Enfin, et cela ne gâte rien, l'auteur a le talent de placer des notes d'humour dans ce récit tempétueux, apportant ainsi un peu de légèreté, sans rien ôter à la force de l'histoire et des personnages. La rencontre entre les grandes familles de truands marseillais et les marins bretons est savoureuse. Celle qui réunit Caroff, ce grand type costaud, d'une cinquantaine d'années, ancien marin les pieds bien ancrés sur terre, et les deux jeunes des quartiers populaires de Brest est particulièrement jouissive ! Nous ne sommes pas loin de la caricature, mais l'auteur a su s'arrêter à temps et faire passer l'émotion et les relations humaines au-dessus de cette image excessive.

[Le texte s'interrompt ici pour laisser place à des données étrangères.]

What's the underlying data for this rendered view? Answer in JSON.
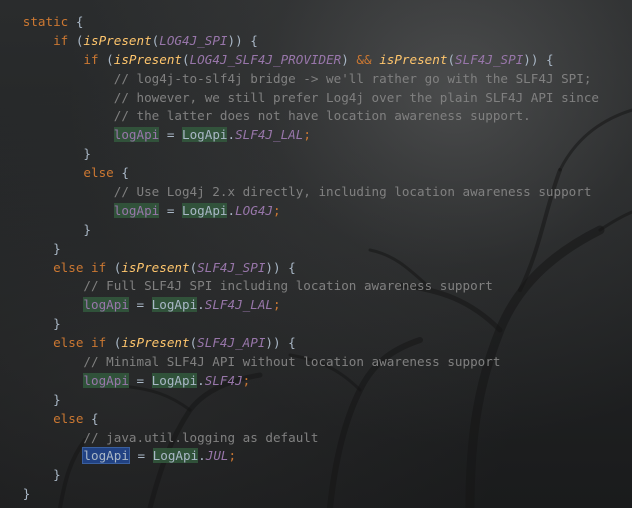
{
  "editor": {
    "language": "java",
    "lines": [
      {
        "indent": 1,
        "tokens": [
          {
            "t": "static",
            "c": "kw"
          },
          {
            "t": " {",
            "c": "cls"
          }
        ]
      },
      {
        "indent": 3,
        "tokens": [
          {
            "t": "if",
            "c": "kw"
          },
          {
            "t": " (",
            "c": "cls"
          },
          {
            "t": "isPresent",
            "c": "mcall"
          },
          {
            "t": "(",
            "c": "cls"
          },
          {
            "t": "LOG4J_SPI",
            "c": "sconst"
          },
          {
            "t": ")) {",
            "c": "cls"
          }
        ]
      },
      {
        "indent": 5,
        "tokens": [
          {
            "t": "if",
            "c": "kw"
          },
          {
            "t": " (",
            "c": "cls"
          },
          {
            "t": "isPresent",
            "c": "mcall"
          },
          {
            "t": "(",
            "c": "cls"
          },
          {
            "t": "LOG4J_SLF4J_PROVIDER",
            "c": "sconst"
          },
          {
            "t": ") ",
            "c": "cls"
          },
          {
            "t": "&&",
            "c": "op"
          },
          {
            "t": " ",
            "c": "cls"
          },
          {
            "t": "isPresent",
            "c": "mcall"
          },
          {
            "t": "(",
            "c": "cls"
          },
          {
            "t": "SLF4J_SPI",
            "c": "sconst"
          },
          {
            "t": ")) {",
            "c": "cls"
          }
        ]
      },
      {
        "indent": 7,
        "tokens": [
          {
            "t": "// log4j-to-slf4j bridge -> we'll rather go with the SLF4J SPI;",
            "c": "cmt"
          }
        ]
      },
      {
        "indent": 7,
        "tokens": [
          {
            "t": "// however, we still prefer Log4j over the plain SLF4J API since",
            "c": "cmt"
          }
        ]
      },
      {
        "indent": 7,
        "tokens": [
          {
            "t": "// the latter does not have location awareness support.",
            "c": "cmt"
          }
        ]
      },
      {
        "indent": 7,
        "tokens": [
          {
            "t": "logApi",
            "c": "ref-hl"
          },
          {
            "t": " = ",
            "c": "cls"
          },
          {
            "t": "LogApi",
            "c": "cls-hl"
          },
          {
            "t": ".",
            "c": "cls"
          },
          {
            "t": "SLF4J_LAL",
            "c": "sconst"
          },
          {
            "t": ";",
            "c": "kw"
          }
        ]
      },
      {
        "indent": 5,
        "tokens": [
          {
            "t": "}",
            "c": "cls"
          }
        ]
      },
      {
        "indent": 5,
        "tokens": [
          {
            "t": "else",
            "c": "kw"
          },
          {
            "t": " {",
            "c": "cls"
          }
        ]
      },
      {
        "indent": 7,
        "tokens": [
          {
            "t": "// Use Log4j 2.x directly, including location awareness support",
            "c": "cmt"
          }
        ]
      },
      {
        "indent": 7,
        "tokens": [
          {
            "t": "logApi",
            "c": "ref-hl"
          },
          {
            "t": " = ",
            "c": "cls"
          },
          {
            "t": "LogApi",
            "c": "cls-hl"
          },
          {
            "t": ".",
            "c": "cls"
          },
          {
            "t": "LOG4J",
            "c": "sconst"
          },
          {
            "t": ";",
            "c": "kw"
          }
        ]
      },
      {
        "indent": 5,
        "tokens": [
          {
            "t": "}",
            "c": "cls"
          }
        ]
      },
      {
        "indent": 3,
        "tokens": [
          {
            "t": "}",
            "c": "cls"
          }
        ]
      },
      {
        "indent": 3,
        "tokens": [
          {
            "t": "else if",
            "c": "kw"
          },
          {
            "t": " (",
            "c": "cls"
          },
          {
            "t": "isPresent",
            "c": "mcall"
          },
          {
            "t": "(",
            "c": "cls"
          },
          {
            "t": "SLF4J_SPI",
            "c": "sconst"
          },
          {
            "t": ")) {",
            "c": "cls"
          }
        ]
      },
      {
        "indent": 5,
        "tokens": [
          {
            "t": "// Full SLF4J SPI including location awareness support",
            "c": "cmt"
          }
        ]
      },
      {
        "indent": 5,
        "tokens": [
          {
            "t": "logApi",
            "c": "ref-hl"
          },
          {
            "t": " = ",
            "c": "cls"
          },
          {
            "t": "LogApi",
            "c": "cls-hl"
          },
          {
            "t": ".",
            "c": "cls"
          },
          {
            "t": "SLF4J_LAL",
            "c": "sconst"
          },
          {
            "t": ";",
            "c": "kw"
          }
        ]
      },
      {
        "indent": 3,
        "tokens": [
          {
            "t": "}",
            "c": "cls"
          }
        ]
      },
      {
        "indent": 3,
        "tokens": [
          {
            "t": "else if",
            "c": "kw"
          },
          {
            "t": " (",
            "c": "cls"
          },
          {
            "t": "isPresent",
            "c": "mcall"
          },
          {
            "t": "(",
            "c": "cls"
          },
          {
            "t": "SLF4J_API",
            "c": "sconst"
          },
          {
            "t": ")) {",
            "c": "cls"
          }
        ]
      },
      {
        "indent": 5,
        "tokens": [
          {
            "t": "// Minimal SLF4J API without location awareness support",
            "c": "cmt"
          }
        ]
      },
      {
        "indent": 5,
        "tokens": [
          {
            "t": "logApi",
            "c": "ref-hl"
          },
          {
            "t": " = ",
            "c": "cls"
          },
          {
            "t": "LogApi",
            "c": "cls-hl"
          },
          {
            "t": ".",
            "c": "cls"
          },
          {
            "t": "SLF4J",
            "c": "sconst"
          },
          {
            "t": ";",
            "c": "kw"
          }
        ]
      },
      {
        "indent": 3,
        "tokens": [
          {
            "t": "}",
            "c": "cls"
          }
        ]
      },
      {
        "indent": 3,
        "tokens": [
          {
            "t": "else",
            "c": "kw"
          },
          {
            "t": " {",
            "c": "cls"
          }
        ]
      },
      {
        "indent": 5,
        "tokens": [
          {
            "t": "// java.util.logging as default",
            "c": "cmt"
          }
        ]
      },
      {
        "indent": 5,
        "tokens": [
          {
            "t": "logApi",
            "c": "cur-hl"
          },
          {
            "t": " = ",
            "c": "cls"
          },
          {
            "t": "LogApi",
            "c": "cls-hl"
          },
          {
            "t": ".",
            "c": "cls"
          },
          {
            "t": "JUL",
            "c": "sconst"
          },
          {
            "t": ";",
            "c": "kw"
          }
        ]
      },
      {
        "indent": 3,
        "tokens": [
          {
            "t": "}",
            "c": "cls"
          }
        ]
      },
      {
        "indent": 1,
        "tokens": [
          {
            "t": "}",
            "c": "cls"
          }
        ]
      }
    ]
  },
  "theme": {
    "keyword": "#cc7832",
    "method": "#ffc66d",
    "static_field": "#9876aa",
    "comment": "#808080",
    "default_text": "#a9b7c6",
    "usage_highlight": "#32593d",
    "selection_highlight": "#214283"
  }
}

Ce premier roman, paru en avril 2018, est une vraie réussite. L'auteur nous annonce une trilogie se déroulant aux Etats-Unis au début des années 1960 : je suis très curieuse !

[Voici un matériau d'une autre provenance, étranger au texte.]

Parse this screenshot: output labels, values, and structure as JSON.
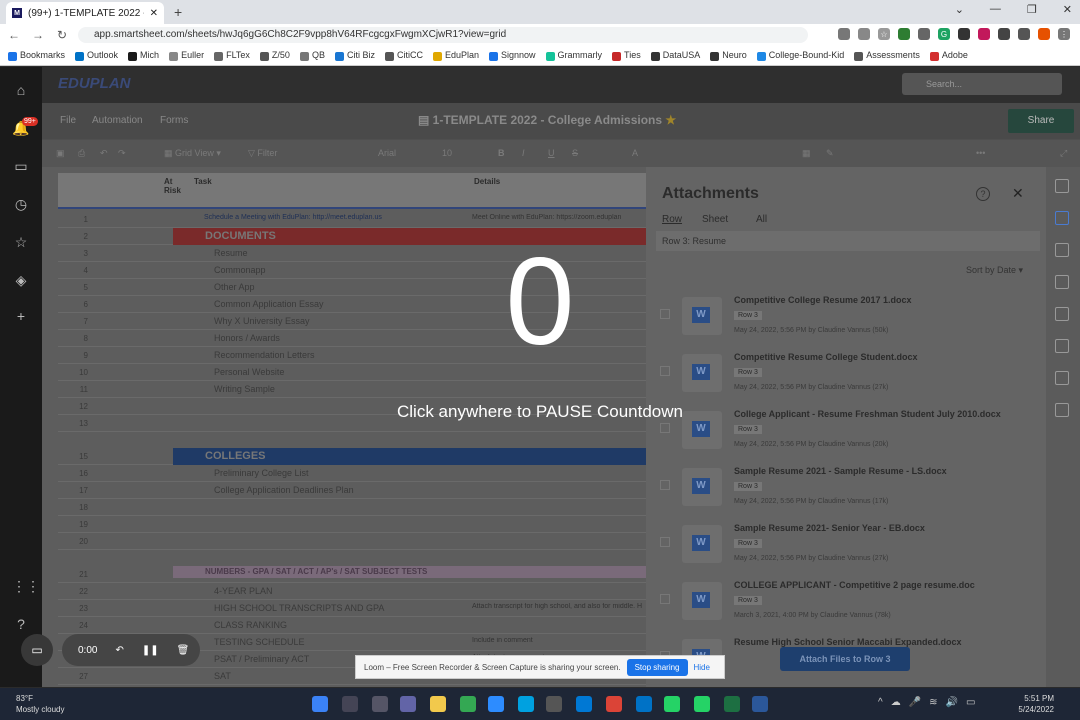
{
  "browser": {
    "tab_title": "(99+) 1-TEMPLATE 2022 - Colleg",
    "url": "app.smartsheet.com/sheets/hwJq6gG6Ch8C2F9vpp8hV64RFcgcgxFwgmXCjwR1?view=grid",
    "bookmarks": [
      "Bookmarks",
      "Outlook",
      "Mich",
      "Euller",
      "FLTex",
      "Z/50",
      "QB",
      "Citi Biz",
      "CitiCC",
      "EduPlan",
      "Signnow",
      "Grammarly",
      "Ties",
      "DataUSA",
      "Neuro",
      "College-Bound-Kid",
      "Assessments",
      "Adobe"
    ]
  },
  "app": {
    "logo": "EDUPLAN",
    "search_placeholder": "Search...",
    "menu": [
      "File",
      "Automation",
      "Forms"
    ],
    "doc_title": "1-TEMPLATE 2022 - College Admissions",
    "share_label": "Share",
    "toolbar": {
      "grid_view": "Grid View",
      "filter": "Filter",
      "font": "Arial",
      "size": "10"
    },
    "notification_count": "99+"
  },
  "grid": {
    "headers": {
      "at_risk": "At Risk",
      "task": "Task",
      "details": "Details"
    },
    "rows": [
      {
        "n": "1",
        "task": "Schedule a Meeting with EduPlan: http://meet.eduplan.us",
        "details": "Meet Online with EduPlan: https://zoom.eduplan"
      },
      {
        "n": "2",
        "section": "DOCUMENTS"
      },
      {
        "n": "3",
        "task": "Resume",
        "details": ""
      },
      {
        "n": "4",
        "task": "Commonapp",
        "details": ""
      },
      {
        "n": "5",
        "task": "Other App",
        "details": ""
      },
      {
        "n": "6",
        "task": "Common Application Essay",
        "details": ""
      },
      {
        "n": "7",
        "task": "Why X University Essay",
        "details": ""
      },
      {
        "n": "8",
        "task": "Honors / Awards",
        "details": ""
      },
      {
        "n": "9",
        "task": "Recommendation Letters",
        "details": ""
      },
      {
        "n": "10",
        "task": "Personal Website",
        "details": ""
      },
      {
        "n": "11",
        "task": "Writing Sample",
        "details": ""
      },
      {
        "n": "12",
        "task": "",
        "details": ""
      },
      {
        "n": "13",
        "task": "",
        "details": ""
      },
      {
        "n": "15",
        "section": "COLLEGES"
      },
      {
        "n": "16",
        "task": "Preliminary College List",
        "details": ""
      },
      {
        "n": "17",
        "task": "College Application Deadlines Plan",
        "details": ""
      },
      {
        "n": "18",
        "task": "",
        "details": ""
      },
      {
        "n": "19",
        "task": "",
        "details": ""
      },
      {
        "n": "20",
        "task": "",
        "details": ""
      },
      {
        "n": "21",
        "section": "NUMBERS - GPA / SAT / ACT / AP's / SAT SUBJECT TESTS"
      },
      {
        "n": "22",
        "task": "4-YEAR PLAN",
        "details": ""
      },
      {
        "n": "23",
        "task": "HIGH SCHOOL TRANSCRIPTS AND GPA",
        "details": "Attach transcript for high school, and also for middle. High school website weave-web and during middle.scho"
      },
      {
        "n": "24",
        "task": "CLASS RANKING",
        "details": ""
      },
      {
        "n": "25",
        "task": "TESTING SCHEDULE",
        "details": "Include in comment"
      },
      {
        "n": "26",
        "task": "PSAT / Preliminary ACT",
        "details": "Attach test score report"
      },
      {
        "n": "27",
        "task": "SAT",
        "details": ""
      },
      {
        "n": "28",
        "task": "ACT",
        "details": ""
      }
    ]
  },
  "attachments": {
    "title": "Attachments",
    "tabs": [
      "Row",
      "Sheet",
      "All"
    ],
    "row_context": "Row 3: Resume",
    "sort_label": "Sort by Date",
    "files": [
      {
        "name": "Competitive College Resume 2017 1.docx",
        "row": "Row 3",
        "meta": "May 24, 2022, 5:56 PM by Claudine Vannus (50k)"
      },
      {
        "name": "Competitive Resume College Student.docx",
        "row": "Row 3",
        "meta": "May 24, 2022, 5:56 PM by Claudine Vannus (27k)"
      },
      {
        "name": "College Applicant - Resume Freshman Student July 2010.docx",
        "row": "Row 3",
        "meta": "May 24, 2022, 5:56 PM by Claudine Vannus (20k)"
      },
      {
        "name": "Sample Resume 2021 - Sample Resume - LS.docx",
        "row": "Row 3",
        "meta": "May 24, 2022, 5:56 PM by Claudine Vannus (17k)"
      },
      {
        "name": "Sample Resume 2021- Senior Year - EB.docx",
        "row": "Row 3",
        "meta": "May 24, 2022, 5:56 PM by Claudine Vannus (27k)"
      },
      {
        "name": "COLLEGE APPLICANT - Competitive 2 page resume.doc",
        "row": "Row 3",
        "meta": "March 3, 2021, 4:00 PM by Claudine Vannus (78k)"
      },
      {
        "name": "Resume High School Senior Maccabi Expanded.docx",
        "row": "",
        "meta": ""
      }
    ],
    "attach_button": "Attach Files to Row 3"
  },
  "overlay": {
    "countdown": "0",
    "message": "Click anywhere to PAUSE Countdown",
    "timer": "0:00"
  },
  "loom": {
    "text": "Loom – Free Screen Recorder & Screen Capture is sharing your screen.",
    "stop": "Stop sharing",
    "hide": "Hide"
  },
  "taskbar": {
    "temp": "83°F",
    "weather": "Mostly cloudy",
    "time": "5:51 PM",
    "date": "5/24/2022"
  }
}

"Brieuc indiqua d’un menton interrogatif le fond de la salle, l’autre opina et retourna à son mouvement perpétuel. devant lui, une masse humaine, chaude, sanguine, bruyante et essentiellement masculine où les différentes strates de conversations se chevauchaient, se mêlaient. Des rires arrivaient comme des grains en mer et s’interrompaient en une seconde, avant de renaître plus loin dans la salle. debout, pressés les uns contre les autres, les hommes des tavernes éclusaient les bocks, s’essuyaient la mousse des lèvres, appuyés au bar ou contre les murs couverts d’affiches, se gueulaient dans les oreilles en hochant la tête d’un air concentré, presque douloureux, les yeux plissés, un bras pesant d’amitié ambrée passé autour des épaules."

"Autour de lui, on faisait traîner, prenant un café, puis un autre. Il faisait trop bon, et la rumeur sourde des masses d’air et d’eau en mouvement de l’autre côté du mur incitait tout le monde à retarder le moment où il faudrait bien SORTIR. Car depuis des mois des quantités invraisemblables d’eau tombaient du ciel sous les formes les plus diverses : averses brutales qui courbaient les têtes, les gouttes lourdes rebondissant comme des billes de verre, petites pluies fines, hésitantes, qui semblaient pouvoir durer des siècles, et bien sûr des crachins, poisseux et pénétrants, exaspérant les plus patients. Seule la neige avait manqué."



Rade amère - Ronan Gouézec - Le Rouergue noir - Avril 2018 - 208 pages.